I'm stuck in solving this limit $$ \lim_{x\to0} \frac{(1+x)^{\frac1x} - e}{x}. $$
Here I can must use Taylor expansion. My idea is to obtain the form $e^y-1$ on the numerator and then use Taylor expansion on it stopping on the first grade but I continue to fail. I also tried to stop on the second grade but no results. Note that I started using Taylor a few hours ago so I'm not so familiar. Can you help me?
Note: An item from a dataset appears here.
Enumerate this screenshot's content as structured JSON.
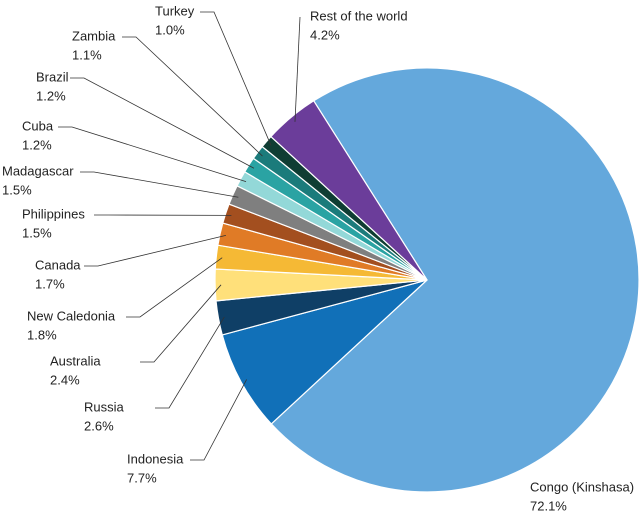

Thank you in advance. (sorry for my english)
On
Let us consider first $$A=(1+x)^{\frac 1x}$$ So, taking logarithms, $$\log(A)={\frac 1x}\log(1+x)={\frac 1x}\Big(x-\frac{x^2}{2}+\frac{x^3}{3}+O\left(x^4\right)\Big)=1-\frac{x}{2}+\frac{x^2}{3}+\cdots$$ So, $$A=e^{1-\frac{x}{2}+\frac{x^2}{3}+\cdots}=e \times e^{-\frac{x}{2}+\frac{x^2}{3}+\cdots}$$ For small $y$, $$e^y=1+y+\frac{y^2}{2}+\frac{y^3}{6}+O\left(y^4\right)$$ Now, replace in $A$, $y$ by $(-\frac{x}{2}+\frac{x^2}{3})$ and obtain $$A=e\Big(1-\frac{x}{2}+\frac{11 x^2}{24}+\cdots\Big)$$
I am sure that you can take from here.
$$(1+x)^{\frac1x}=\exp(\log((1+x)^{\frac1x}))=\exp(\frac1x\log(1+x))$$ $$(1+x)^{\frac1x}-e=\exp(\frac1x\log(1+x))-e=e\left(\exp\left(\frac1x\log(1+x)-1\right)-1\right)$$ And use $\exp(f(x))-1\approx f(x)$ when $f(x)\to 0$.